Sarah Crawford Stewart, a key New Hampshire aide to McCain in both his 2000 and 2008 victories, said Christie faces a more complicated campaign than McCain did 16 years ago.

“Back then, McCain was the only Republican really going after independent voters who can vote in the Republican primary,” Crawford Stewart said. “I think there is a lot of opportunity in that space this year, and more Republican candidates are going to be going after that group later in the campaign than even these candidates realize.”

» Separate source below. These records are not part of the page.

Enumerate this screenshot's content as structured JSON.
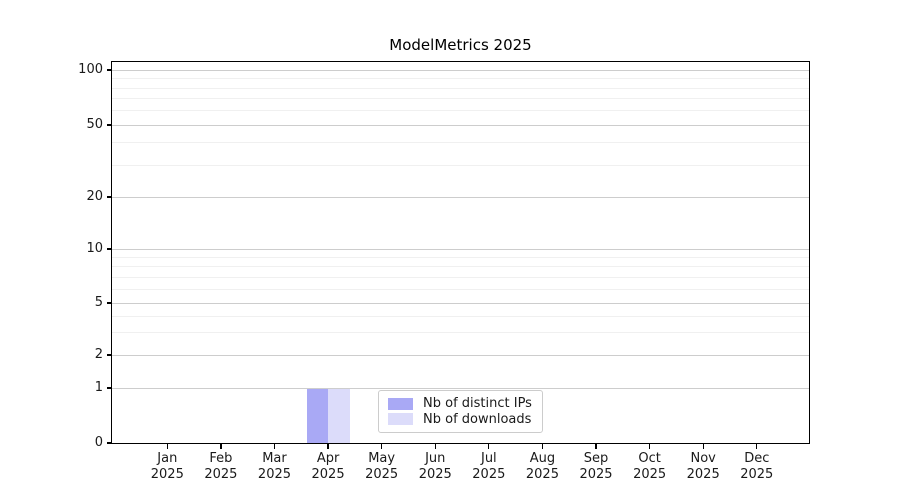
{
  "title": "ModelMetrics 2025",
  "y_axis": {
    "tick_labels": [
      "100",
      "50",
      "20",
      "10",
      "5",
      "2",
      "1",
      "0"
    ]
  },
  "x_axis": {
    "months": [
      "Jan",
      "Feb",
      "Mar",
      "Apr",
      "May",
      "Jun",
      "Jul",
      "Aug",
      "Sep",
      "Oct",
      "Nov",
      "Dec"
    ],
    "year": "2025"
  },
  "legend": {
    "items": [
      {
        "label": "Nb of distinct IPs",
        "color": "#a9a9f5"
      },
      {
        "label": "Nb of downloads",
        "color": "#dcdcfa"
      }
    ]
  },
  "chart_data": {
    "type": "bar",
    "title": "ModelMetrics 2025",
    "categories": [
      "Jan 2025",
      "Feb 2025",
      "Mar 2025",
      "Apr 2025",
      "May 2025",
      "Jun 2025",
      "Jul 2025",
      "Aug 2025",
      "Sep 2025",
      "Oct 2025",
      "Nov 2025",
      "Dec 2025"
    ],
    "series": [
      {
        "name": "Nb of distinct IPs",
        "color": "#a9a9f5",
        "values": [
          0,
          0,
          0,
          1,
          0,
          0,
          0,
          0,
          0,
          0,
          0,
          0
        ]
      },
      {
        "name": "Nb of downloads",
        "color": "#dcdcfa",
        "values": [
          0,
          0,
          0,
          1,
          0,
          0,
          0,
          0,
          0,
          0,
          0,
          0
        ]
      }
    ],
    "yscale": "symlog",
    "ylim": [
      0,
      110
    ],
    "y_ticks": [
      0,
      1,
      2,
      5,
      10,
      20,
      50,
      100
    ],
    "grid": "horizontal, major and minor log gridlines",
    "legend_position": "lower center",
    "xlabel": "",
    "ylabel": ""
  }
}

Still, Christie’s performance at the 138 town hall meetings he has held in New Jersey made him a prominent national politician. Christie aides believe they can recreate the magic of his YouTube town hall moments in another state.

“Christie is an excellent campaigner in small groups — he is engaging and funny, and can connect,” said David Redlawsk, who heads up the Rutgers-Eagleton Poll in New Jersey.

Jodi Nelson, vice chairwoman of the Derry Republicans, said Christie is standing out by being a truth-teller.

9/11 is the litmus, and his state just across the river.

“At this point in the contest, people are just trying to get a sense of all of these candidates, and Christie is someone out trying to meet everyone,” Nelson said.

Boston College political science professor Dave Hawkins says Christie is bringing a different style of campaign than McCain did.

“Their approach to what they call ‘straight talk’ is different,” Hawkins said. “McCain used humor and tried to bring everyone together. He called for campaign finance reform and an end to pork-barrel spending as a way to demonstrate he was an honest broker against the system.”

McCain was the great truth-telling unifier? 

Putting aside his (perhaps understandable, but not now) bias against Asians, he was involved with obfuscating MIA investigations in Vietnam as well as a member of the Keating five. But his image? Honest broker, good guy.

Christie tries to earn points by going after political opponentsliberals, Democrats, and teachers’ unions, Hawkins said.

Kind like being a.... gulp.... bully?

“McCain also had an inspiring war hero biography that was central to his story,” he said. “When people think of Christie, they think of a brash New Jersey guy who yells at people.”

When Joe Piscopo did it, it was funny.

But these days Christie is doing less yelling. His style, he says, is “take or leave it.”

Okay. (I'm leaving it).

“I am going to tell you what I think. If you like it, great. And if you don’t, my goodness, there are 13 other candidates to pick from, so you will find somebody who you agree with more than you agree with me. But you need to know what you are buying,” Christie said. 

Sigh. (See above comments about being "sold" candidates)

To Jeff Pattera of Sandown, that approach puts Christie in the top tier of candidates he might support in the February presidential primary.

In modern politics, Pattera said, Christie’s personality “is refreshing.”

Translation: He is a back-up plan should Bush, Rubio, or Walker stumble.